She paused to light a cigarette, cupping the flame in gnarled hands. Her fingernails were dirty and chewed down to the skin. She didn’t ask if I minded.

“Where are you going?” I said as I pulled out into traffic.

“I’m looking for a date,” she said.

I was busy watching the cars ahead, too busy to focus on what she was saying. “What are you looking for?”

“A date. I’m looking for a date.”

I’m slow, in the sense that my brain seems to work slower than other people’s brains. I hear slowly. People say things and I have no idea what they’re talking about. Don’t tell me a joke. Five minutes later, I get it. It’s a common thing with me.

I puzzled over what she’d said. So she was out in the rain, looking for her date. Maybe he had ditched her, stood her up. Now she planned to… what? Find him?

Well, I wasn’t about to drive around looking for him. I wanted no part of that. I had things to do.

“You lost your date?” I said.

She turned and stared at me. We were stopped at a red light. I looked at her. I almost asked how old she was, but she talked first. She spoke in slow motion, so even someone like me could understand.

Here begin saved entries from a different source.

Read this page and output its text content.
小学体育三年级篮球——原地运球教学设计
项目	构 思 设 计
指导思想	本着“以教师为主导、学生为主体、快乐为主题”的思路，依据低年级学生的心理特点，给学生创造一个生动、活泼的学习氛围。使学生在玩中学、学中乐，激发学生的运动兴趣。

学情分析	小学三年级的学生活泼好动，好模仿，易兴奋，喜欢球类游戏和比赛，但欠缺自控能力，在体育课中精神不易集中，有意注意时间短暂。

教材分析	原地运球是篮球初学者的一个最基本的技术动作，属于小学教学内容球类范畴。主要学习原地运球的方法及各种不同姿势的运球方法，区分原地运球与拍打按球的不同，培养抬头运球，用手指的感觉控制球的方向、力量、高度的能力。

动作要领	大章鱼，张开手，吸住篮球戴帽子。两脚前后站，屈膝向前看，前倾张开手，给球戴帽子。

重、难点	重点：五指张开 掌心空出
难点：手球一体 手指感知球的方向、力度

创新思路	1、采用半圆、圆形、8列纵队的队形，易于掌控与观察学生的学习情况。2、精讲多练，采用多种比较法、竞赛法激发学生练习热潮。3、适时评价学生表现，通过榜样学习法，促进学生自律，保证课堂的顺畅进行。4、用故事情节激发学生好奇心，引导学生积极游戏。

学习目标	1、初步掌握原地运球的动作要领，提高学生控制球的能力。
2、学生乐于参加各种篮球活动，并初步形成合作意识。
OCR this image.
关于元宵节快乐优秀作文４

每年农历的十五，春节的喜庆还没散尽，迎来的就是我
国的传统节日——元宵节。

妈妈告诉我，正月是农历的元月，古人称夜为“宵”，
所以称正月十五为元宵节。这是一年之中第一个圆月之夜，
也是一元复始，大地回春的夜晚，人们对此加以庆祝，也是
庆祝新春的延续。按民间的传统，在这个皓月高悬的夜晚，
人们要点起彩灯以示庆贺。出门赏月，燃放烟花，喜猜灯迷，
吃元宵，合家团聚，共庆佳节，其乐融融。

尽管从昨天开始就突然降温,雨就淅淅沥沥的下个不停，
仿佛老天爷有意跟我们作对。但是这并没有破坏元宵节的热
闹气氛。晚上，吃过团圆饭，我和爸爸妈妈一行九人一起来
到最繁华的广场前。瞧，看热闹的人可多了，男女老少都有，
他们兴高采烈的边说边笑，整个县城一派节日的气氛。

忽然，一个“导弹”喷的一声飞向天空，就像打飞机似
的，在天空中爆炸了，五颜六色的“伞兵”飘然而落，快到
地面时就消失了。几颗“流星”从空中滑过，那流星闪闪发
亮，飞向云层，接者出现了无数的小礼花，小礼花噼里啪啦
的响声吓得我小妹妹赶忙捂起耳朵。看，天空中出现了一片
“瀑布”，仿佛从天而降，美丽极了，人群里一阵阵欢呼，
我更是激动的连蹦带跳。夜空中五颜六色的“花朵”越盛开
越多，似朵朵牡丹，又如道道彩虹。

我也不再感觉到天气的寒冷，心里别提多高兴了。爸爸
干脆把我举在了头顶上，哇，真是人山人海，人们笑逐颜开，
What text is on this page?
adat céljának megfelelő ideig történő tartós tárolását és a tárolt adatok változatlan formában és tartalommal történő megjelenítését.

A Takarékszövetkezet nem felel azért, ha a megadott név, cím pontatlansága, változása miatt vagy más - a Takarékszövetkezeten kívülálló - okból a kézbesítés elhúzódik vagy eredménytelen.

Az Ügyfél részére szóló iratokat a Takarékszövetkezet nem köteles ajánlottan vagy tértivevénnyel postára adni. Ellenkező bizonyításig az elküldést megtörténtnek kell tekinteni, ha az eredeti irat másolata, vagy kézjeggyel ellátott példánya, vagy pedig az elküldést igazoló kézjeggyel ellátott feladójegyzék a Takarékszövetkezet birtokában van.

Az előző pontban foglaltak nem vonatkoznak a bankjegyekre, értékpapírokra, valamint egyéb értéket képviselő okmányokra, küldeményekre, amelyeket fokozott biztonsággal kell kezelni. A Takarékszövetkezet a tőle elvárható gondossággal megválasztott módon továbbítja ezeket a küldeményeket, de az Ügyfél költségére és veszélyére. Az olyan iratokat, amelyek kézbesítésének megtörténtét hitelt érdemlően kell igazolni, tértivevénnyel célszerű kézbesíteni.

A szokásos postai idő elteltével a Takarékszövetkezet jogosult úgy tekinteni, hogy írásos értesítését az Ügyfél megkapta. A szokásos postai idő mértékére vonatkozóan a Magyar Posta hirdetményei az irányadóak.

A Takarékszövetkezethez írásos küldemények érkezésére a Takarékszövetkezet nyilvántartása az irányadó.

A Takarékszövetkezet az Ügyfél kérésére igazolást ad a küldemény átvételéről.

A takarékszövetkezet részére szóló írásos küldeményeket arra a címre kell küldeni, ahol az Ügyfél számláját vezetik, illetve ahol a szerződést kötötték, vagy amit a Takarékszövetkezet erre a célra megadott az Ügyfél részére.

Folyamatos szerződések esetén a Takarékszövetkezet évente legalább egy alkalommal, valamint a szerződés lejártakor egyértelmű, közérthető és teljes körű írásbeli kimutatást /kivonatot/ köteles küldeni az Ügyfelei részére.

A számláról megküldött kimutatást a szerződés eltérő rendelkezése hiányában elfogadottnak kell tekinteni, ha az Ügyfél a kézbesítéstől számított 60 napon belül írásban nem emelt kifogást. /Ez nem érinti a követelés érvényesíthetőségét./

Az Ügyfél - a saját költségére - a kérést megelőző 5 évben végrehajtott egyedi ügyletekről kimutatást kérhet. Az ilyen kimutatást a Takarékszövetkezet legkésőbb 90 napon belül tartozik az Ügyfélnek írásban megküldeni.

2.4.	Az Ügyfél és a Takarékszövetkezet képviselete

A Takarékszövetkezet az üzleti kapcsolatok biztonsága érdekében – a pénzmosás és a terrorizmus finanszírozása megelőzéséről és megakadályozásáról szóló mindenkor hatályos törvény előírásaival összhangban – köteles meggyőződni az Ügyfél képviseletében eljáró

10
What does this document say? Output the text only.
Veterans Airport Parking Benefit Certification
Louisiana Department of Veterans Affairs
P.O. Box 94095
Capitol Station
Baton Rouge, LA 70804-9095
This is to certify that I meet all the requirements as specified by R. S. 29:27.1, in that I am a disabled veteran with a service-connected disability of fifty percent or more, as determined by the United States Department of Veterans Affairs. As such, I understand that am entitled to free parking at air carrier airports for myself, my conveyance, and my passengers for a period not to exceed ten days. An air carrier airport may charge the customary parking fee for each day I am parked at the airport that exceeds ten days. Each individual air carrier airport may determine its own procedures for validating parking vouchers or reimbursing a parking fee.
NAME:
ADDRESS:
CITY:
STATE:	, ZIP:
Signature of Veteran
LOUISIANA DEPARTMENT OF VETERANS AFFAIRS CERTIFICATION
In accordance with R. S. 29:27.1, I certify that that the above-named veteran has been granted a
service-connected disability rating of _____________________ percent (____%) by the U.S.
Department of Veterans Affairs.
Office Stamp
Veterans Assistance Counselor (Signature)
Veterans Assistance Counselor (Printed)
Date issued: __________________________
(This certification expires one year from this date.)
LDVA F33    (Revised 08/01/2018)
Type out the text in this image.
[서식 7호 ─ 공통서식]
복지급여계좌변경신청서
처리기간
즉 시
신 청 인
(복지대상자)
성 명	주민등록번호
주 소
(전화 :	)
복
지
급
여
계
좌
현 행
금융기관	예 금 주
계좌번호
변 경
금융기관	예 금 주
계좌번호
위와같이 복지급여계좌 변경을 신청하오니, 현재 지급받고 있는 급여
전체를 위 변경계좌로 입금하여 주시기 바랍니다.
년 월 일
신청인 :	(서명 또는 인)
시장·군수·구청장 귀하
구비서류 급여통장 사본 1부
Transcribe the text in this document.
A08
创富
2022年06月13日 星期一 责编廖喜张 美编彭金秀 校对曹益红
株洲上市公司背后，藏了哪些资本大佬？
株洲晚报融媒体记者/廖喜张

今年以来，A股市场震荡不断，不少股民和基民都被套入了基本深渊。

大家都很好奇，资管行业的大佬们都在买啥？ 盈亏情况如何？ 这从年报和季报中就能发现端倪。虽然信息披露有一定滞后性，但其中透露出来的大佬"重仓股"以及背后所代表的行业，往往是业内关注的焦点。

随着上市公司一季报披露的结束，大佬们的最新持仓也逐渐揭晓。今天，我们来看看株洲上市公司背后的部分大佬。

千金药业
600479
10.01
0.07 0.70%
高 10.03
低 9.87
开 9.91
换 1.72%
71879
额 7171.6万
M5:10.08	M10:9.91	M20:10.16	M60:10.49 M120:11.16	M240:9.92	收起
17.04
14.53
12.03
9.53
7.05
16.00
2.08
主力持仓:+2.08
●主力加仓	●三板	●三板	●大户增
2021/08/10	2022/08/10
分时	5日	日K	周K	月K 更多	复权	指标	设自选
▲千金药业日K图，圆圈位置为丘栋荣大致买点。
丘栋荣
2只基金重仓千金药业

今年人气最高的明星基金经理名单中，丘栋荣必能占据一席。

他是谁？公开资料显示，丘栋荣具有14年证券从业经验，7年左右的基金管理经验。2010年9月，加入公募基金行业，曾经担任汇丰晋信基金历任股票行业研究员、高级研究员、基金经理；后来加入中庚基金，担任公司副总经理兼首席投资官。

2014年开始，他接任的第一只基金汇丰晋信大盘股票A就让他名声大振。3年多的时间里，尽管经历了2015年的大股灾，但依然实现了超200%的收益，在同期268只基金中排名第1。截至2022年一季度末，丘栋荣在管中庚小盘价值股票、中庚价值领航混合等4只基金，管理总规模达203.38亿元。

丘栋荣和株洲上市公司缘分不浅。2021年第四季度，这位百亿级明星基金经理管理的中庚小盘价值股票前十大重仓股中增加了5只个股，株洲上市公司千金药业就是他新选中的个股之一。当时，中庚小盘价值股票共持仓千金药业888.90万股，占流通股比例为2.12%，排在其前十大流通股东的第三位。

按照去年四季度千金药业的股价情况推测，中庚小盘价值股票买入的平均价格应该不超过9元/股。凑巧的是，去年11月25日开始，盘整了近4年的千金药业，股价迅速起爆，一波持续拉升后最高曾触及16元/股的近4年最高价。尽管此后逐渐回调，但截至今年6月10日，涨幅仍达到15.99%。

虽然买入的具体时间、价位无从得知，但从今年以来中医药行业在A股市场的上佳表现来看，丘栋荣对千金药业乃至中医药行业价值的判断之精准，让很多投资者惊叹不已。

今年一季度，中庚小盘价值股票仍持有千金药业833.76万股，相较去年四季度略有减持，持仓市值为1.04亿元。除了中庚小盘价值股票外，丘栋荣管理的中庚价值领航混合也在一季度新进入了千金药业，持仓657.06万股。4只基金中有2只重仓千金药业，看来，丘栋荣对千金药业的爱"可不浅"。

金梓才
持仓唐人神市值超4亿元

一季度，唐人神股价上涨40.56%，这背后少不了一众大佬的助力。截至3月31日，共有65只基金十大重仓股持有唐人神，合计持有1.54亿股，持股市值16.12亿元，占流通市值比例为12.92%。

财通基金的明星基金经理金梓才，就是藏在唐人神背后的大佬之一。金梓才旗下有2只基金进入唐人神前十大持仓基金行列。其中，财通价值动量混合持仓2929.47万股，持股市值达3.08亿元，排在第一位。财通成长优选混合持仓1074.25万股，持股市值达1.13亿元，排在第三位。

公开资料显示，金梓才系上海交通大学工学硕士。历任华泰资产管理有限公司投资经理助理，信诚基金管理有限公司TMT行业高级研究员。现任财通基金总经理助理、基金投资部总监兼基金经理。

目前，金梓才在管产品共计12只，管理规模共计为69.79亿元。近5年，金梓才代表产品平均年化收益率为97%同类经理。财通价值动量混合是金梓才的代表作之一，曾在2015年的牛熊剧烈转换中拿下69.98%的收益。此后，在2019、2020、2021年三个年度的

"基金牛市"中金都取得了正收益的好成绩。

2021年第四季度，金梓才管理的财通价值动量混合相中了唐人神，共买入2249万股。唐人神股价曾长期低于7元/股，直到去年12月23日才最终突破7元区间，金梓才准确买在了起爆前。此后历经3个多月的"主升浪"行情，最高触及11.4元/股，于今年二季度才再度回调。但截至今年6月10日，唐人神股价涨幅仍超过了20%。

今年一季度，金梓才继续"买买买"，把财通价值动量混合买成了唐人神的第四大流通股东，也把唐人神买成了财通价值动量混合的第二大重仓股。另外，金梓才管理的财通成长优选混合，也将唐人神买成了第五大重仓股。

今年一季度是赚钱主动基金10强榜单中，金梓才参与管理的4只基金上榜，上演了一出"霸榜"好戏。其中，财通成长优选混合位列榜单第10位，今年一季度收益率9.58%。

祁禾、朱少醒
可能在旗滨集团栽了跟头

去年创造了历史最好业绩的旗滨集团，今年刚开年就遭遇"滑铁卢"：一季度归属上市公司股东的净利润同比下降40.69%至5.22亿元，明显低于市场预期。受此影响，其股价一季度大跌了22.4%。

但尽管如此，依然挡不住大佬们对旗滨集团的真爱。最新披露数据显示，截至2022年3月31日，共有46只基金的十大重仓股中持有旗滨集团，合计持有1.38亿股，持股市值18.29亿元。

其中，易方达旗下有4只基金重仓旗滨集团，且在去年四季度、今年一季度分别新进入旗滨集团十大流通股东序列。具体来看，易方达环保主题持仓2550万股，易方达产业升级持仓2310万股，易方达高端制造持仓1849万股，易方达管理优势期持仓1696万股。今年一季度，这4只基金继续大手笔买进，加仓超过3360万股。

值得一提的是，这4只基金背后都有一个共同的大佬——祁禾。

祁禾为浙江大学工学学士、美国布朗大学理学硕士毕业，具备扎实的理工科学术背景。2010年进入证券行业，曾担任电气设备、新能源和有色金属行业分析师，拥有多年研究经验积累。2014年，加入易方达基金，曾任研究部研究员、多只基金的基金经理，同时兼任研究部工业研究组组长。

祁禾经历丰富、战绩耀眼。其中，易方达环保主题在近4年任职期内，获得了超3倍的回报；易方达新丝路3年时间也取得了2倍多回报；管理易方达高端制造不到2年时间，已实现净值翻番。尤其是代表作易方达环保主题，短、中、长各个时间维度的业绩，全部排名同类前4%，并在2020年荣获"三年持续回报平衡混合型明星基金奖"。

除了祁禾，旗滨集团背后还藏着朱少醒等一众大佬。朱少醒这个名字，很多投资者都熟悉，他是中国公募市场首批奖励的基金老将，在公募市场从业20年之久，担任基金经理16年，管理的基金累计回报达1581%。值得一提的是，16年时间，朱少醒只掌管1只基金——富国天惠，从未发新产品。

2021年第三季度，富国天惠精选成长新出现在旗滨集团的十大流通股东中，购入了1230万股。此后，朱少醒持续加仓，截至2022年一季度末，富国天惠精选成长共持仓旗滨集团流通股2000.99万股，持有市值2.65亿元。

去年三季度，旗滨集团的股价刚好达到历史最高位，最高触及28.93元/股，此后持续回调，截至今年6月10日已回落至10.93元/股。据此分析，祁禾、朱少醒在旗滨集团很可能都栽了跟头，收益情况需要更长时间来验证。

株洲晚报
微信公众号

“A blowjob date,” she said.

“What?”

“I’m looking,” she said, even slower this time, because now she realized she was dealing with an imbecile, “for a blowjob date. Is it you?”

I sort of laughed. It was more of a snort. “You want to give me a blowjob?”

“Exactly. Not for free, but pretty cheap.” She nodded to herself. “You’ll like it.”

I looked at her again, really seeing her for the first time. I couldn’t begin to guess at her age. And I couldn’t think of much to say.

“You were hitchhiking.”

She shrugged and smiled. “That’s what I do.”

Thoughts flooded my mind. It was like complex math. Blowjobs, money, promises made, promises broken, undercover cops and diseases, all added up, subtracted, divided and multiplied by the square root of sweet nothing. In a few seconds I had my answer.

“No thanks.”

Now that I finally got it, I acted. I didn’t ask any more questions. I didn’t try to tell her about Jesus, or about serial killers. Maybe I should have. Instead, I pulled the car over to the side, reached across her and opened the passenger door. She didn’t move. It was raining harder now. 

"Get out." I said.

“What?” she said.

“Get out of the car.”

“Really? You’re sure?”

“Oh yeah.”

She slid out into the cold, dirty, New England rain, and I drove away. When I glanced in the rearview mirror, she was still there, standing on the corner. She already had her thumb out.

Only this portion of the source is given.